7. Pemerintah provinsi dan kabupaten/kota agar menindaklanjuti rendahnya jumlah kepala sekolah perempuan yang memenuhi syarat untuk pendidikan menengah pertama dan terutama menengah atas.

8. Perguruan tinggi agar menindaklanjuti rendahnya jumlah dosen perempuan yang memenuhi syarat sebagai tenaga pengajar di institusi masing-masing.

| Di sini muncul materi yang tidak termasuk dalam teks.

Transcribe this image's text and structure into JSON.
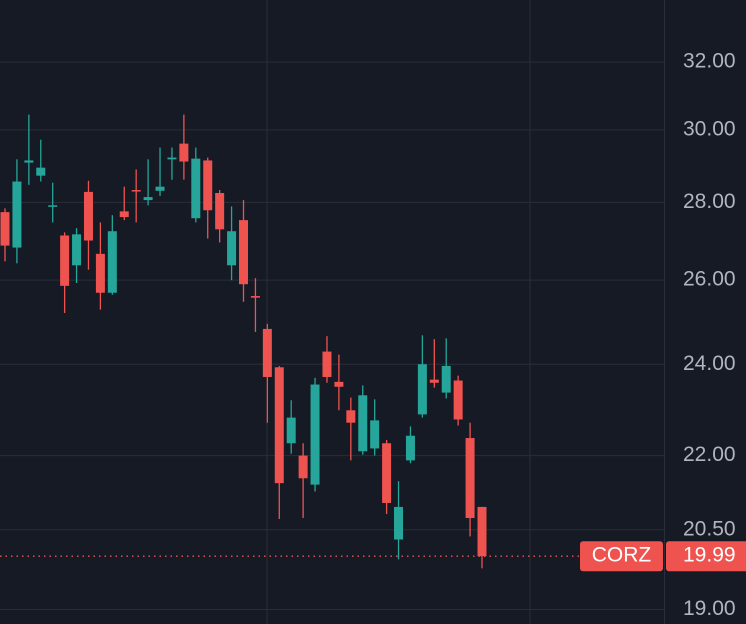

Pengarusutamaan gender telah diterima di seluruh dunia sebagai strategi untuk mencapai kesetaraan gender dalam pendidikan. Pengarusutamaan gender bukanlah tujuan, namun proses pembentukan pengetahuan dan kesadaran serta pertanggungjawaban untuk mencapai kesetaraan gender dalam pendidikan bagi tenaga profesional dalam sektor ini. Pembangunan pendidikan di Indonesia berlandaskan pada tiga pilar: pemerataan akses, mutu dan relevansi serta efisiensi dalam pengelolaan. Ketiga pilar tersebut bertujuan untuk memperkuat penyelenggaraan pendidikan bermutu untuk semua murid. Strategi kesetaraan gender dalam pendidikan harus ikut memberi sumbangan terhadap pencapaian pilar pendidikan tersebut. Pilar tersebut juga sangat erat kaitannya dengan pencapaian enam tujuan Pendidikan Untuk Semua yang ditetapkan di Dakar tahun 2000:

y Perluasan dan peningkatan perawatan dan pendidikan anak usia dini, secara menyeluruh, terutama bagi anak yang paling rentan dan tertinggal

y Menjamin bahwa, pada tahun 2015 semua anak, terutama perempuan, anak dalam keadaan sulit dan anak etnis minoritas, memperoleh kesempatan mengikuti dan menyelesaikan program wajib belajar gratis pendidikan dasar yang bermutu

y Menjamin bahwa kebutuhan belajar anak, remaja dan dewasa telah terpenuhi di mana mereka memiliki akses untuk melakukan kegiatan yang mendukung peningkatan keterampilan belajar dan keterampilan hidup yang tepat

y Mencapai peningkatan 50% dalam kemampuan membaca dan menulis (literacy) dewasa pada tahun 2015, terutama bagi perempuan serta pemerataan dalam kesempatan mengikuti pendidikan dasar dan pendidikan seumur hidup bagi semua orang dewasa

y Menghapus disparitas gender di jenjang pendidikan dasar dan menengah pada tahun 2015 dan mencapai kesetaraan gender dalam pendidikan pada tahun 2015 dengan menitikberatkan pada jaminan bagi perempuan untuk bisa memperoleh akses secara penuh dan sama dengan laki-laki serta keberhasilan yang sama dengan laki-laki dalam pendidikan dasar yang bermutu baik

y Peningkatan semua unsur mutu pendidikan dan menjamin keunggulan mutu bagi semua agar semua murid bisa berhasil mencapai tolok ukur yang disepakati bersama dan bisa diukur, terutama dalam membaca (literacy), menghitung dan keterampilan hidup yang mendasar

Meningkatkan paritas dalam tingkat partisipasi merupakan langkah pertama untuk mencapai kesetaraan gender dalam pendidikan karena paritas partisipasi hanya “mengobati gejala” daripada “menyembuhkan akar” ketidaksetaraan. Jika hanya memperhatikan kesempatan belajar (akses) sebagai isu utama bagi semua perempuan dan laki-laki, mutu dan relevansi pendidikan dapat terlupakan. Oleh sebab itu, Bab ini tidak hanya mengkaji tentang kesempatan belajar, melainkan memperluas kajian hingga mencakup dimensi mutu pendidikan yang berdampak terhadap kesetaraan. Bab ini mengkaji beberapa aspek pendidikan dari sudut pandang gender yaitu proses belajar mengajar, isi kurikulum dan bahan ajar lainnya, pendidikan dan pelatihan guru, keberhasilan murid, hubungan guru-murid, serta keamanan lingkungan belajar. Kajian tentang isu-isu tersebut berdasarkan hasil penelitian di Jawa Barat, Jawa Tengah, Kupang dan Gorontalo serta hasil beberapa penelitian yang dilakukan di Indonesia dan tempat lain.